The American League divisions seem to be settled. Boston and Cleveland hold 4.5-game leads over their nearest rival, and while far from insurmountable, their competition aren’t showing the consistency required to mount a series challenge. Meanwhile, the Houston Astros had their division wrapped up a long time ago and hold an 11.5-game lead out west.
The Wild Card, however, remains a mess. The Yankees hold a 2.5-game lead in the first spot and the Minnesota Twins hold the second spot, but there are four teams within three games of the Twins who can strike in a heartbeat. So, who will play game #163 to try to get themselves into the division series?
New York Yankees
The Yankees have blown hot and cold since the All-Star break, and with Aaron Judge falling off a cliff it has been a rough time for the Yankees. The massive outfielder has hit just .176 since the break, with seven homers and a massive 58 strikeouts.
Fortunately, Gary Sanchez has picked up the slack a little, and Aaron Hicks has returned to the lineup, but with a bullpen that has gone from “brilliant” to “ok”, they haven’t been able to hold onto the Red Sox in the East.
Their 2.5 game lead in the Wild Card race is fairly secure given their competition. They would be disappointed if they fail to host game #163 come September.
The current holders the second spot are far from secure. A 65-60 record is nice, but their roster is shaky. While Byron Buxton has finally found his groove at the plate and Brian Dozier has been on form, they have lost Miguel Sano to the DL, and while their recent sweep of the Diamondbacks was great, their pitching leaves a lot to be desired.
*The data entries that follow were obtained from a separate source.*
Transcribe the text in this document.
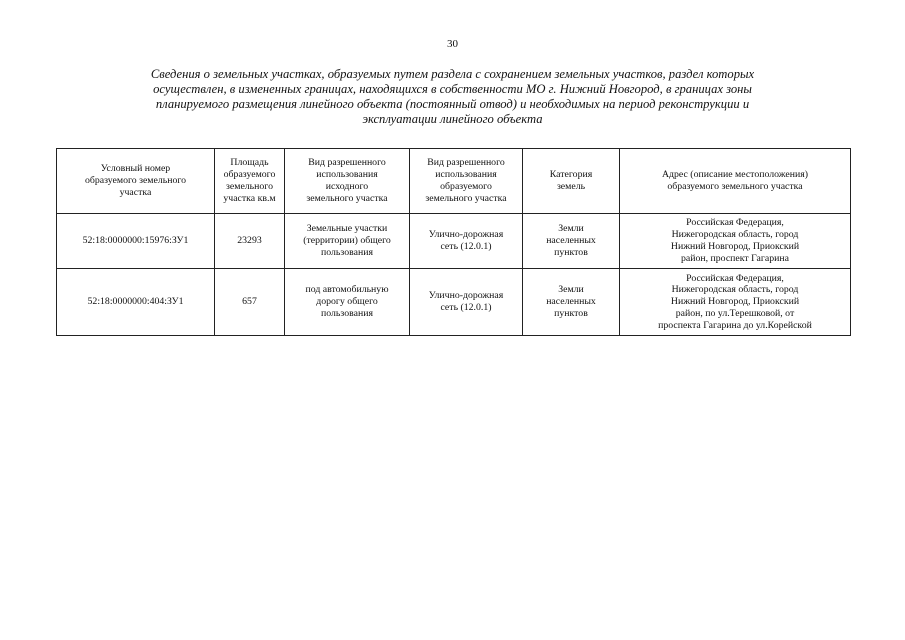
30
Сведения о земельных участках, образуемых путем раздела с сохранением земельных участков, раздел которых
осуществлен, в измененных границах, находящихся в собственности МО г. Нижний Новгород, в границах зоны
планируемого размещения линейного объекта (постоянный отвод) и необходимых на период реконструкции и
эксплуатации линейного объекта
Условный номер
образуемого земельного
участка	Площадь
образуемого
земельного
участка кв.м	Вид разрешенного
использования
исходного
земельного участка	Вид разрешенного
использования
образуемого
земельного участка	Категория
земель	Адрес (описание местоположения)
образуемого земельного участка

52:18:0000000:15976:ЗУ1	23293	Земельные участки
(территории) общего
пользования	Улично-дорожная
сеть (12.0.1)	Земли
населенных
пунктов	Российская Федерация,
Нижегородская область, город
Нижний Новгород, Приокский
район, проспект Гагарина

52:18:0000000:404:ЗУ1	657	под автомобильную
дорогу общего
пользования	Улично-дорожная
сеть (12.0.1)	Земли
населенных
пунктов	Российская Федерация,
Нижегородская область, город
Нижний Новгород, Приокский
район, по ул.Терешковой, от
проспекта Гагарина до ул.Корейской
Their post All-Star break ERA is 4.21 (11th) but well off that of some of the teams that are chasing them.
With 13 games against their immediate competition still on the slate, they need to tighten up their run prevention if they want to hold onto their slim lead.
Los Angeles Angels
The Angels are on a 10-3 run at the moment and, as a result, sit half a game back of the Twins. It would be wrong to pin everything to the return of Mike Trout, but the All-Star outfielder is hitting .331 since his return and the Angels are 21-14.
The Angels pitching has improved a lot in the second half. Parker Bridwell, Tyler Skaggs, and JC Ramirez have been reliable starters while Eduardo Paredes, Blake Parker, and Yusmeiro Petit have been terrific coming out of the bullpen. The improved run prevention has fueled their push into the heart of the Wild Card race and bodes well for the rest of the season.
Kansas City Royals
KC’s push has stalled somewhat, but they are just 1.5 games back of the Twins. A 2-11 start to August knocked them off the top of the wild card heap, but they can climb their way back. The Royals have seven games against the Twins in September and six more against the hapless White Sox. The Royals’ bullpen has been strong in the second half, and the bats of Lorenzo Cain, Mike Moustakas, and Eric Hosmer have all impressed.
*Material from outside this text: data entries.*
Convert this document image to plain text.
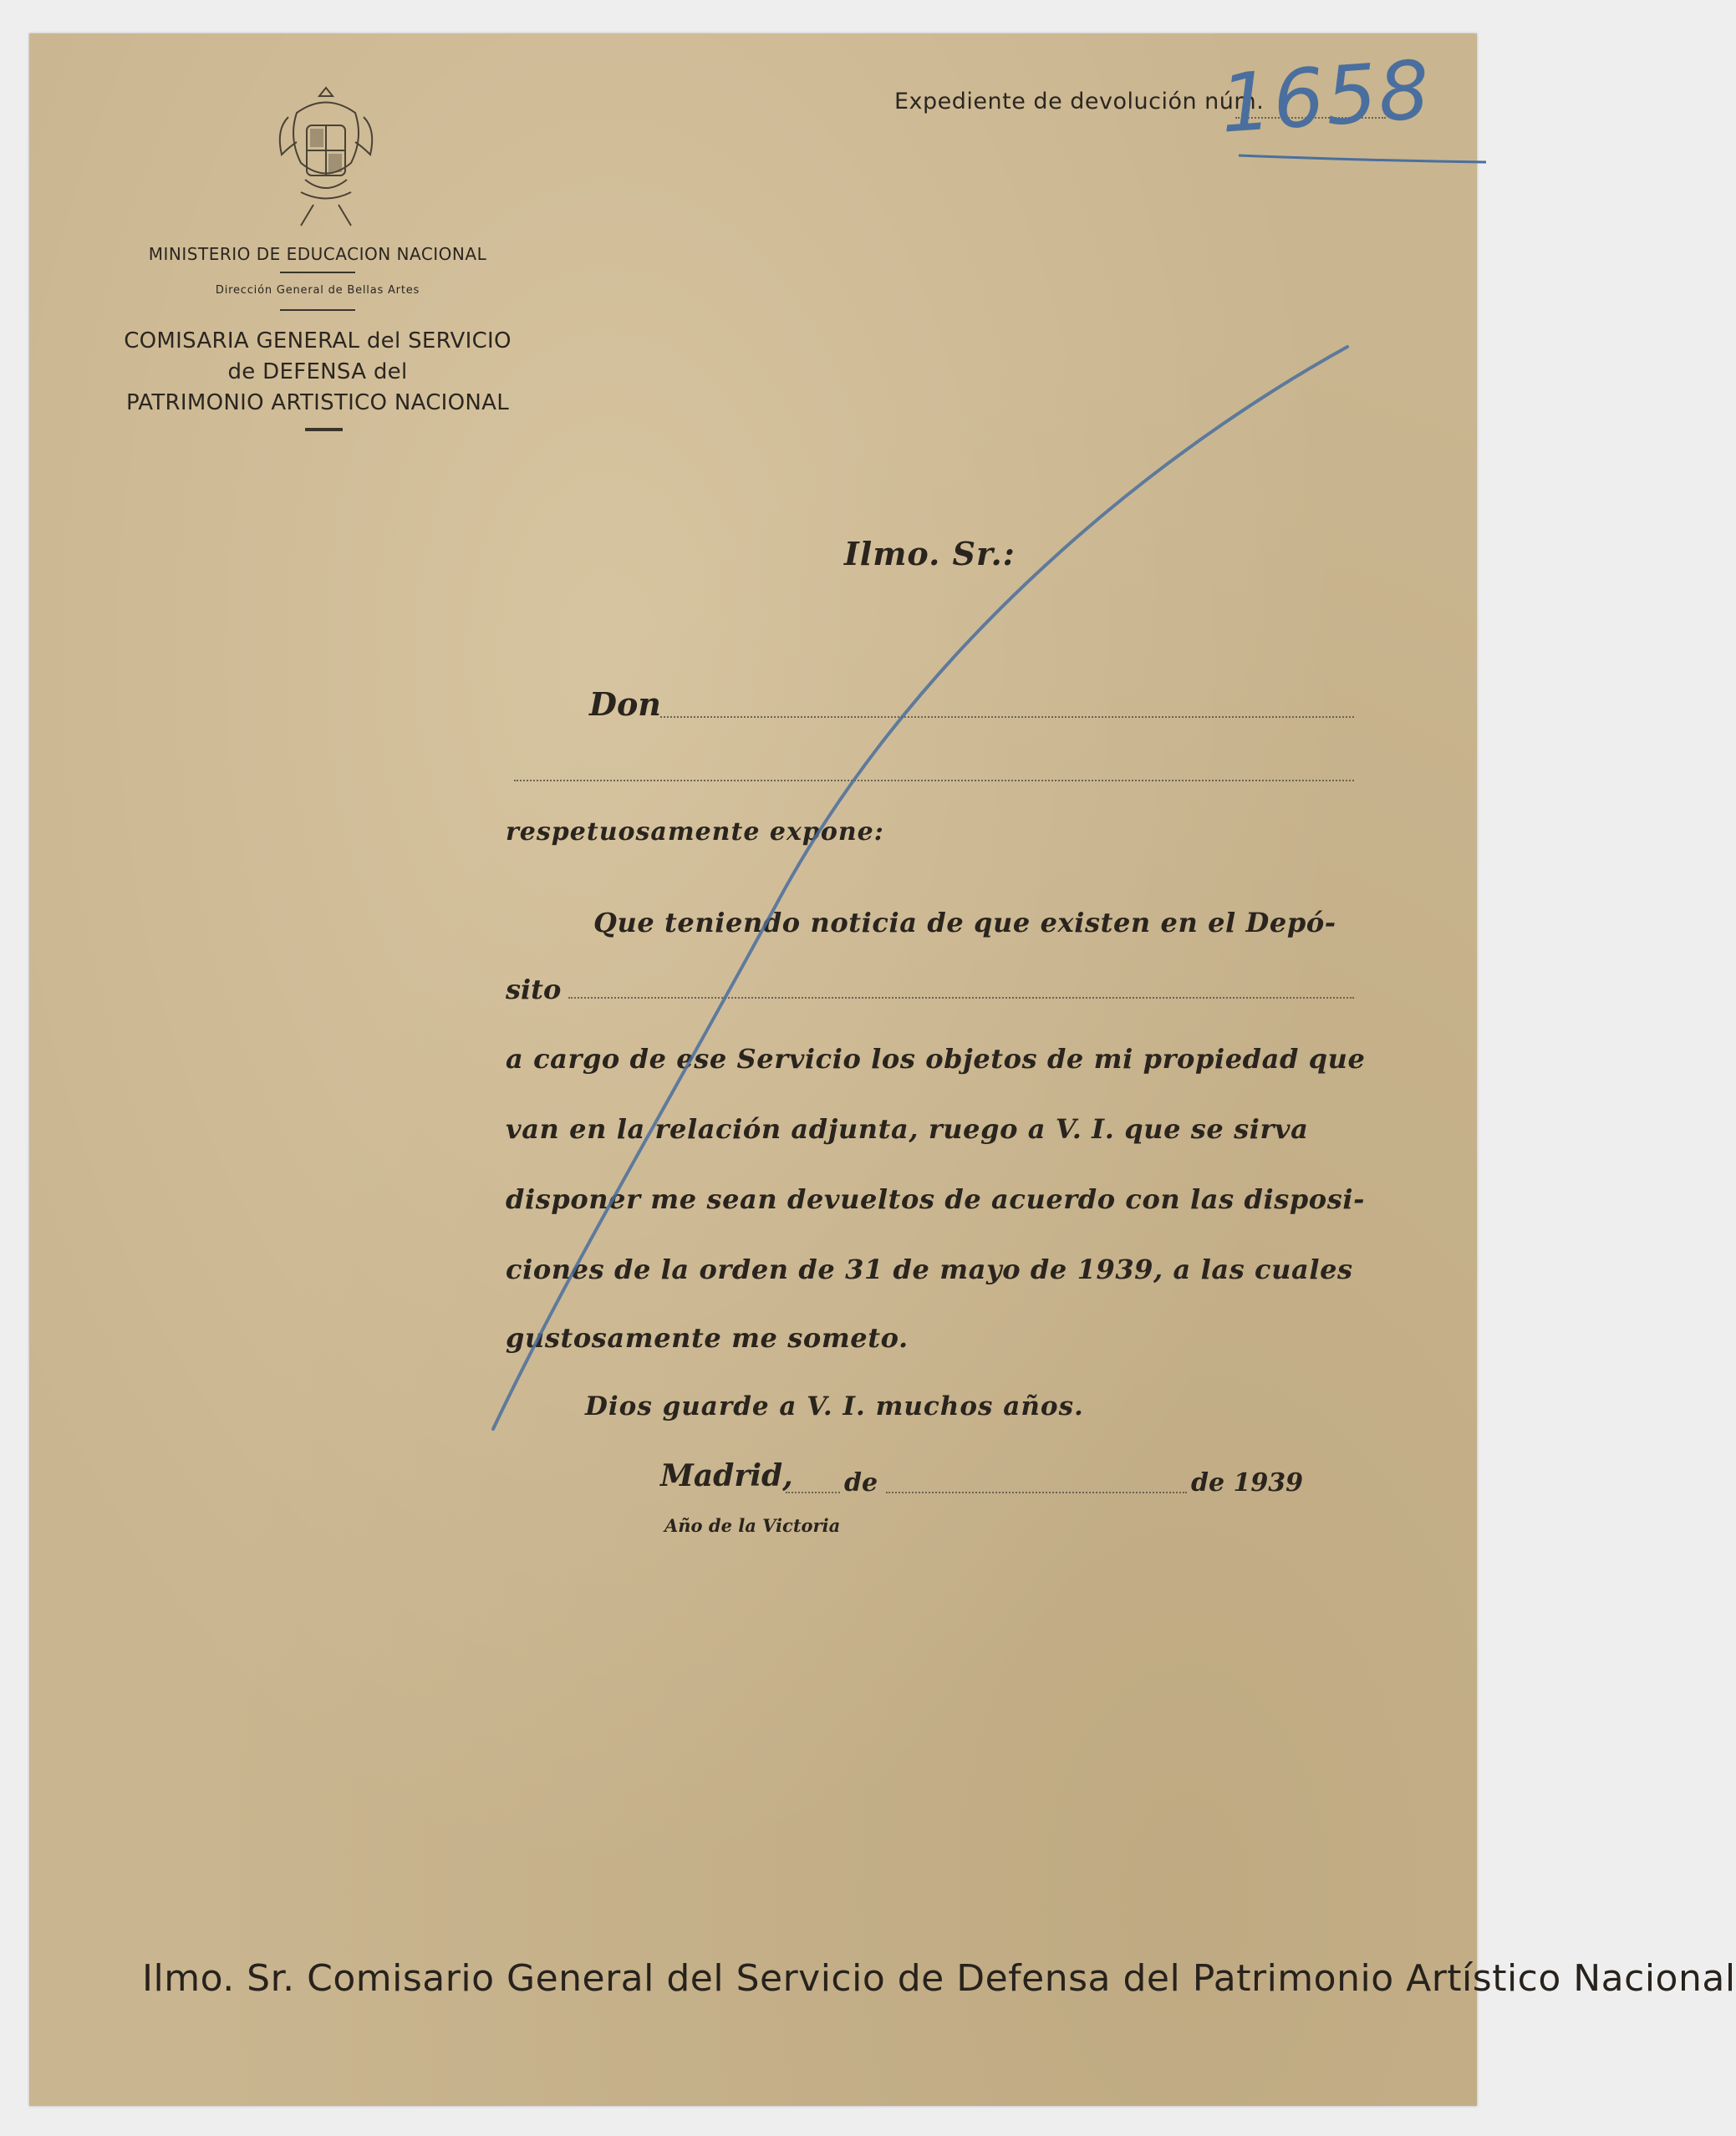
Expediente de devolución núm.
1658
MINISTERIO DE EDUCACION NACIONAL
Dirección General de Bellas Artes
COMISARIA GENERAL del SERVICIO
de DEFENSA del
PATRIMONIO ARTISTICO NACIONAL
Ilmo. Sr.:
Don
respetuosamente expone:
Que teniendo noticia de que existen en el Depó-
sito
a cargo de ese Servicio los objetos de mi propiedad que
van en la relación adjunta, ruego a V. I. que se sirva
disponer me sean devueltos de acuerdo con las disposi-
ciones de la orden de 31 de mayo de 1939, a las cuales
gustosamente me someto.
Dios guarde a V. I. muchos años.
Madrid, de	de 1939
Año de la Victoria
Ilmo. Sr. Comisario General del Servicio de Defensa del Patrimonio Artístico Nacional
A forgotten name in this playoff hunt, the Mariners have refused to go away this season. Despite being swept by the Angels, Seattle are just two games back of the Twins. New addition Yonder Alonso has hit .298 in his 13 games for the Mariners, both Nelson Cruz and Robinson Cano have been in fine form and James Paxton has looked like a Cy Young candidate in his six starts in the second half.
The Rangers sit one-game under .500, and yet they are just three games back of the Twins. They have the best run differential (+28) of the chasing pack, thanks in part to the impressive second halves of Adrian Beltre, Elvis Andrus, and Shin-Soo Choo. They are also getting good production out of Joey Gallo, who has added more average to his power. Losing Yu Darvish hurts, but Andrew Cashner is finding his form again and Cole Hamels is still solid.
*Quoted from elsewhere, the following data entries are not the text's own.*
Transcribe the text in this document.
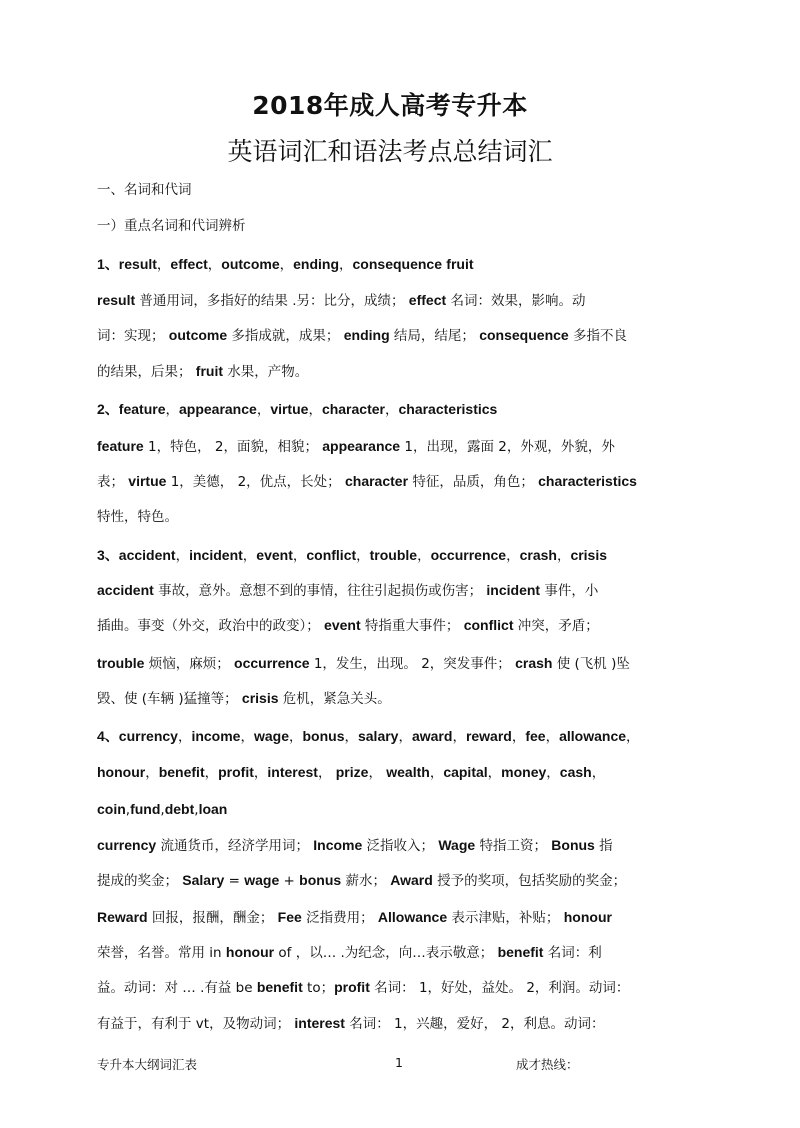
2018年成人高考专升本
英语词汇和语法考点总结词汇
一、名词和代词
一）重点名词和代词辨析
1、result，effect，outcome，ending，consequence fruit
result 普通用词，多指好的结果 .另：比分，成绩； effect 名词：效果，影响。动
词：实现； outcome 多指成就，成果； ending 结局，结尾； consequence 多指不良
的结果，后果； fruit 水果，产物。
2、feature，appearance，virtue，character，characteristics
feature 1，特色， 2，面貌，相貌； appearance 1，出现，露面 2，外观，外貌，外
表； virtue 1，美德， 2，优点，长处； character 特征，品质，角色； characteristics
特性，特色。
3、accident，incident，event，conflict，trouble，occurrence，crash，crisis
accident 事故，意外。意想不到的事情，往往引起损伤或伤害； incident 事件，小
插曲。事变（外交，政治中的政变）； event 特指重大事件； conflict 冲突，矛盾；
trouble 烦恼，麻烦； occurrence 1，发生，出现。 2，突发事件； crash 使 (飞机 )坠
毁、使 (车辆 )猛撞等； crisis 危机，紧急关头。
4、currency，income，wage，bonus，salary，award，reward，fee，allowance，
honour，benefit，profit，interest， prize， wealth，capital，money，cash，
coin,fund,debt,loan
currency 流通货币，经济学用词； Income 泛指收入； Wage 特指工资； Bonus 指
提成的奖金； Salary = wage + bonus 薪水； Award 授予的奖项，包括奖励的奖金；
Reward 回报，报酬，酬金； Fee 泛指费用； Allowance 表示津贴，补贴； honour
荣誉，名誉。常用 in honour of ，以… .为纪念，向…表示敬意； benefit 名词：利
益。动词：对 … .有益 be benefit to；profit 名词： 1，好处，益处。 2，利润。动词：
有益于，有利于 vt，及物动词； interest 名词： 1，兴趣，爱好， 2，利息。动词：
专升本大纲词汇表	1	成才热线：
Who wins the Wild Card spots?
The Yankees are fairly safe. With the likes of Luis Severino anchoring the rotation and, despite Aroldis Chapman’s struggles, a strong bullpen they have the run prevention that can hold a lead against such inconsistent opposition.
So if they take the first spot who takes the second? Well, my pick is the Angels.
Mike Trout’s brilliance, combined with a coming-out season for Andrelton Simmons and a strong second-half from Ben Revere and CJ Cron, has given the lineup enough pop to compete. The emergence of some stable pitching is providing a firm base from which to attack the standings, but the problem for the Angels is their remaining schedule.
They face Texas two more times this week and then six times in September. They also have six games against the Mariners and nine against the superb Houston Astros. That’s 23 of 36 remaining games against the best team in the American League or teams directly contending with.
They are the best team in this race, but the schedule may well end up being too much. I hope it isn’t though, because Mike Trout deserves the playoffs, and baseball needs him in the postseason.